Look, I have long maintained and will continue to maintain on an emphatic level that if you are unfamiliar with psychological trauma, whether from abuse, combat, or treatment of it as a medical professional, you will miss a significant aspect of the Witcher texts (not so the show and games, where it is much less explicit). Geralt has PTSD. I mean, it’s just obvious.

“And from that pristine whiteness, spring emerges,” he said “And Aedd Gynvael appears, an ugly city with a beautiful name. Aedd Gynvael and its pile of trash, a huge stinking heap of garbage that I have to enter because I’m paid to do so, because I was created to deal with the filth that fills others with fear and disgust. I have been deprived of the ability to feel, so I was not able to feel the horror of that disgusting squalor, so I would not retreat nor flee before it, full of dread. Yes, I have been deprived of emotion. But not completely. Whoever did it, botched the job.” (a fan translation, pretty much the same as the official, but more wooden).

A key thing to remember in context from this story, “A Shard of Ice” though, is that Geralt is not making a factual claim that he was deprived of emotion. He is verbalizing insecurity, regurgitating the narrative Istredd sold him to justify Istredd’s superior “claim” to Yennefer. Geralt is terrible at human relationships, and Jaskier says the same thing essentially in “A Little Sacrifice”. Geralt is an ordinary man who relentlessly foists his “abnormality” on to others. He is, at heart, self-loathing and dramatic.

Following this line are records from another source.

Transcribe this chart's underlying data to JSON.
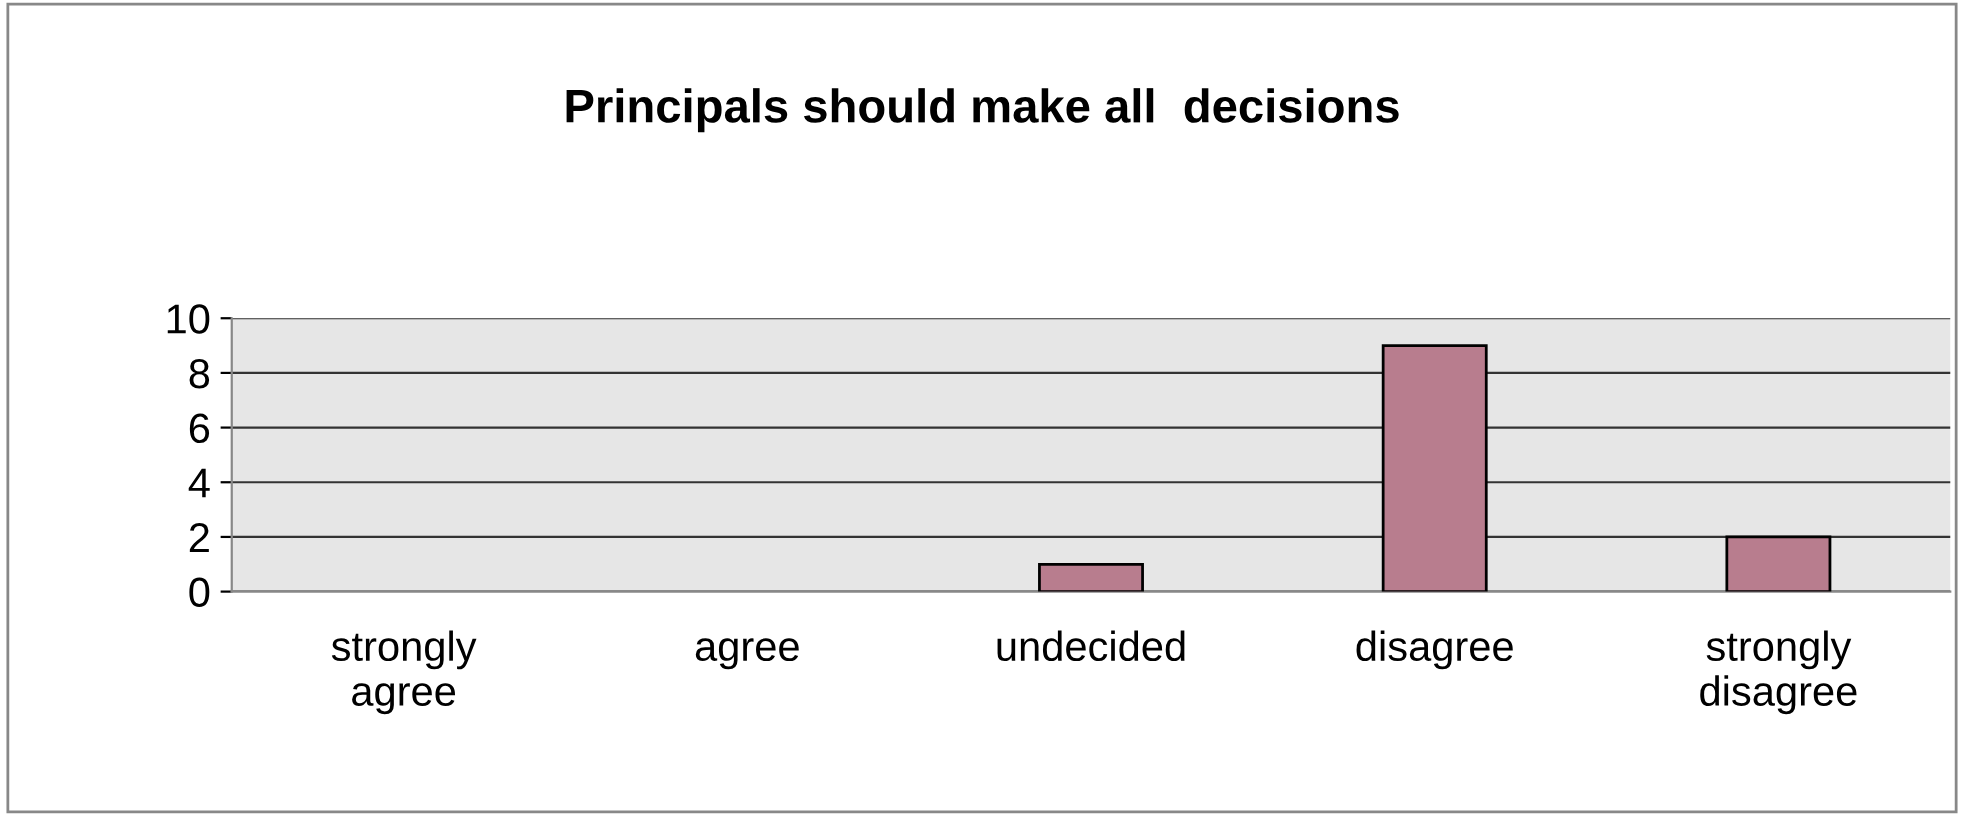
{
  "chart_data": {
    "type": "bar",
    "title": "Principals should make all  decisions",
    "categories": [
      "strongly\nagree",
      "agree",
      "undecided",
      "disagree",
      "strongly\ndisagree"
    ],
    "values": [
      0,
      0,
      1,
      9,
      2
    ],
    "color": "#b87d8e",
    "ylim": [
      0,
      10
    ],
    "yticks": [
      0,
      2,
      4,
      6,
      8,
      10
    ],
    "grid": "y"
  }
}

He does this because he was abandoned by his mother, saw most of his friends die as an adolescent, and has worked a thankless, highly stigmatized profession since around 18–20 or so for decades, his age never specified but anywhere from 50s or 60s to nearing a century by this point. His is a constant battle to ignore and avoid believing the abusive and bigoted narrative he has been sold for an entire lifetime. Geralt is not emotionless. He simply lives in constant denial of his emotions, resulting in the shit social skills he displays in the books.

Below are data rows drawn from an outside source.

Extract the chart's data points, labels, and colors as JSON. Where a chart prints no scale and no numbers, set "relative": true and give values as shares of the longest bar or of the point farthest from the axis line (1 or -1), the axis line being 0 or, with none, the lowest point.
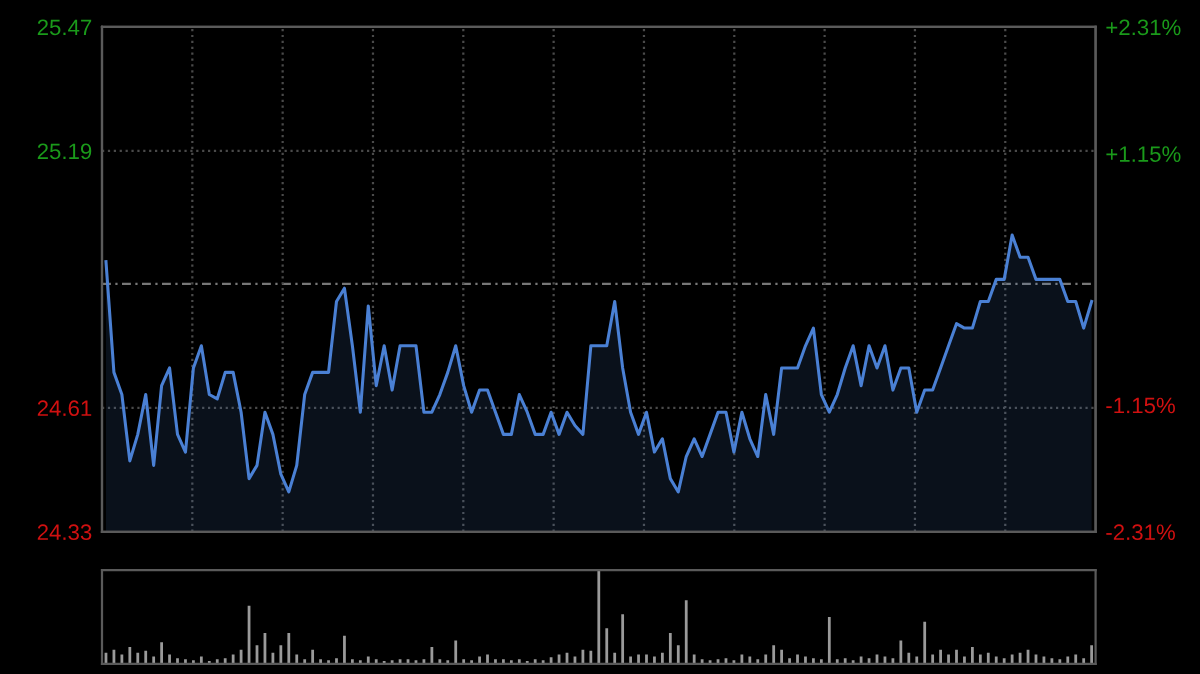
{
  "chart_data": [
    {
      "type": "area",
      "categories": [
        null,
        null,
        null,
        null,
        null,
        null,
        null,
        null,
        null,
        null,
        null,
        null,
        null,
        null,
        null,
        null,
        null,
        null,
        null,
        null,
        null,
        null,
        null,
        null,
        null,
        null,
        null,
        null,
        null,
        null,
        null,
        null,
        null,
        null,
        null,
        null,
        null,
        null,
        null,
        null,
        null,
        null,
        null,
        null,
        null,
        null,
        null,
        null,
        null,
        null,
        null,
        null,
        null,
        null,
        null,
        null,
        null,
        null,
        null,
        null,
        null,
        null,
        null,
        null,
        null,
        null,
        null,
        null,
        null,
        null,
        null,
        null,
        null,
        null,
        null,
        null,
        null,
        null,
        null,
        null,
        null,
        null,
        null,
        null,
        null,
        null,
        null,
        null,
        null,
        null,
        null,
        null,
        null,
        null,
        null,
        null,
        null,
        null,
        null,
        null,
        null,
        null,
        null,
        null,
        null,
        null,
        null,
        null,
        null,
        null,
        null,
        null,
        null,
        null,
        null,
        null,
        null,
        null,
        null,
        null,
        null,
        null,
        null,
        null,
        null
      ],
      "series": [
        {
          "color": "#4a80d4",
          "values": [
            24.94,
            24.69,
            24.64,
            24.49,
            24.55,
            24.64,
            24.48,
            24.66,
            24.7,
            24.55,
            24.51,
            24.7,
            24.75,
            24.64,
            24.63,
            24.69,
            24.69,
            24.6,
            24.45,
            24.48,
            24.6,
            24.55,
            24.46,
            24.42,
            24.48,
            24.64,
            24.69,
            24.69,
            24.69,
            24.85,
            24.88,
            24.75,
            24.6,
            24.84,
            24.66,
            24.75,
            24.65,
            24.75,
            24.75,
            24.75,
            24.6,
            24.6,
            24.64,
            24.69,
            24.75,
            24.66,
            24.6,
            24.65,
            24.65,
            24.6,
            24.55,
            24.55,
            24.64,
            24.6,
            24.55,
            24.55,
            24.6,
            24.55,
            24.6,
            24.57,
            24.55,
            24.75,
            24.75,
            24.75,
            24.85,
            24.7,
            24.6,
            24.55,
            24.6,
            24.51,
            24.54,
            24.45,
            24.42,
            24.5,
            24.54,
            24.5,
            24.55,
            24.6,
            24.6,
            24.51,
            24.6,
            24.54,
            24.5,
            24.64,
            24.55,
            24.7,
            24.7,
            24.7,
            24.75,
            24.79,
            24.64,
            24.6,
            24.64,
            24.7,
            24.75,
            24.66,
            24.75,
            24.7,
            24.75,
            24.65,
            24.7,
            24.7,
            24.6,
            24.65,
            24.65,
            24.7,
            24.75,
            24.8,
            24.79,
            24.79,
            24.85,
            24.85,
            24.9,
            24.9,
            25.0,
            24.95,
            24.95,
            24.9,
            24.9,
            24.9,
            24.9,
            24.85,
            24.85,
            24.79,
            24.85
          ]
        }
      ],
      "ylim": [
        24.33,
        25.47
      ],
      "yticks": [
        24.33,
        24.61,
        25.19,
        25.47
      ],
      "y2lim": [
        -2.31,
        2.31
      ],
      "y2ticks": [
        {
          "value": -2.31,
          "label": "-2.31%"
        },
        {
          "value": -1.15,
          "label": "-1.15%"
        },
        {
          "value": 1.15,
          "label": "+1.15%"
        },
        {
          "value": 2.31,
          "label": "+2.31%"
        }
      ],
      "ref_lines": [
        {
          "axis": "y",
          "value": 24.89,
          "label": null,
          "color": "#777777",
          "line_style": "dashed"
        }
      ],
      "grid": true,
      "legend": false
    },
    {
      "type": "bar",
      "relative": true,
      "categories": [
        null,
        null,
        null,
        null,
        null,
        null,
        null,
        null,
        null,
        null,
        null,
        null,
        null,
        null,
        null,
        null,
        null,
        null,
        null,
        null,
        null,
        null,
        null,
        null,
        null,
        null,
        null,
        null,
        null,
        null,
        null,
        null,
        null,
        null,
        null,
        null,
        null,
        null,
        null,
        null,
        null,
        null,
        null,
        null,
        null,
        null,
        null,
        null,
        null,
        null,
        null,
        null,
        null,
        null,
        null,
        null,
        null,
        null,
        null,
        null,
        null,
        null,
        null,
        null,
        null,
        null,
        null,
        null,
        null,
        null,
        null,
        null,
        null,
        null,
        null,
        null,
        null,
        null,
        null,
        null,
        null,
        null,
        null,
        null,
        null,
        null,
        null,
        null,
        null,
        null,
        null,
        null,
        null,
        null,
        null,
        null,
        null,
        null,
        null,
        null,
        null,
        null,
        null,
        null,
        null,
        null,
        null,
        null,
        null,
        null,
        null,
        null,
        null,
        null,
        null,
        null,
        null,
        null,
        null,
        null,
        null,
        null,
        null,
        null,
        null
      ],
      "color": "#9a9a9a",
      "values": [
        0.12,
        0.15,
        0.1,
        0.18,
        0.12,
        0.14,
        0.08,
        0.23,
        0.1,
        0.06,
        0.05,
        0.04,
        0.08,
        0.03,
        0.05,
        0.06,
        0.1,
        0.15,
        0.62,
        0.2,
        0.33,
        0.12,
        0.2,
        0.33,
        0.1,
        0.05,
        0.15,
        0.05,
        0.04,
        0.06,
        0.3,
        0.05,
        0.04,
        0.08,
        0.05,
        0.03,
        0.04,
        0.05,
        0.05,
        0.04,
        0.05,
        0.18,
        0.05,
        0.04,
        0.25,
        0.05,
        0.04,
        0.08,
        0.1,
        0.05,
        0.05,
        0.04,
        0.05,
        0.03,
        0.05,
        0.04,
        0.07,
        0.1,
        0.12,
        0.08,
        0.15,
        0.14,
        1.0,
        0.38,
        0.12,
        0.53,
        0.08,
        0.1,
        0.1,
        0.08,
        0.12,
        0.33,
        0.2,
        0.68,
        0.1,
        0.05,
        0.04,
        0.05,
        0.06,
        0.04,
        0.1,
        0.08,
        0.05,
        0.1,
        0.2,
        0.15,
        0.06,
        0.1,
        0.08,
        0.06,
        0.05,
        0.5,
        0.05,
        0.06,
        0.04,
        0.08,
        0.06,
        0.1,
        0.08,
        0.06,
        0.25,
        0.12,
        0.08,
        0.45,
        0.1,
        0.15,
        0.1,
        0.15,
        0.08,
        0.18,
        0.1,
        0.12,
        0.08,
        0.06,
        0.1,
        0.12,
        0.15,
        0.1,
        0.08,
        0.06,
        0.05,
        0.08,
        0.1,
        0.06,
        0.2
      ]
    }
  ]
}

In “The Lesser Evil”, when Geralt threatens to kill Stregobor, his “if you touch one hair on her head…” line is situated in narration suggesting he is experiencing something like an out-of-body experience. Dissociation.

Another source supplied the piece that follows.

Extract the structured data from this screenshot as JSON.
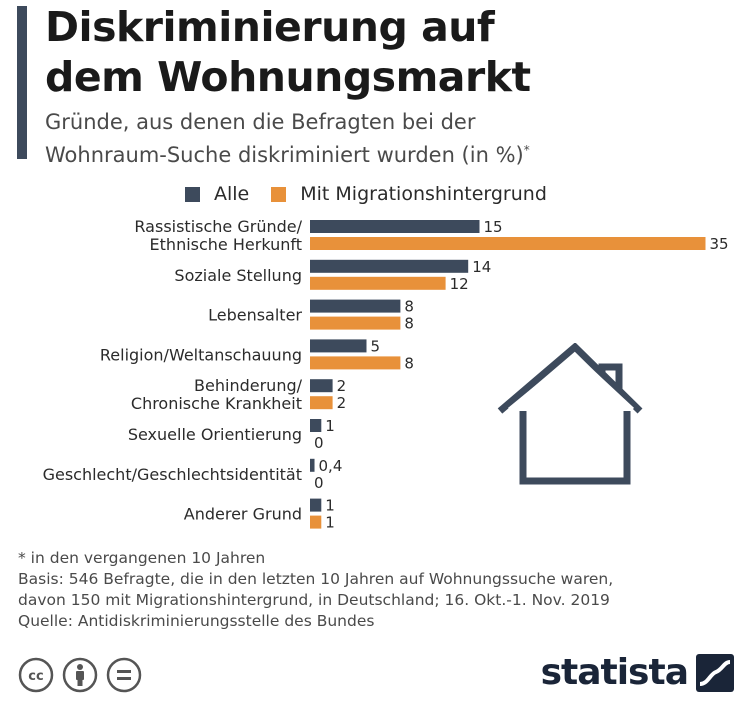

In The Swallow’s Tower, Ciri describes a psychological reaction to being beaten and abused by bandits on the edge of the Korath desert while talking to Vysogota of Corvo. It is not named clinically in the text, but this phenomenon is called “depersonalization”, a form of traumatic dissociation in which the mind essentially shuts out bodily awareness in a manner simulating death. Her relationship with Mistle, who rapes her, occurs a few days after this event, Ciri’s near death experience in Korath prior to being captured, and her commission of a self-defense homicide after being saved by the Rats gang. In short, trauma bonding. How can I say all this with certainty? Because I have experienced all of these psychological phenomena (albeit for different, real world reasons) and read these passages to a clinical professional in psychotherapy. There is no universal response to traumatic stress, albeit a common range of symptoms that typically occur. Geralt, Yennefer, and Ciri all manifest some of these symptoms. There are dozens of further instances in the books I could cite, but I want to save space.

Geralt is emotionally numbed. He has become so, consciously and unconsciously, due to the endless horror of being a Witcher on the Continent and what that entails. Not due to sociopathy/psychopathy.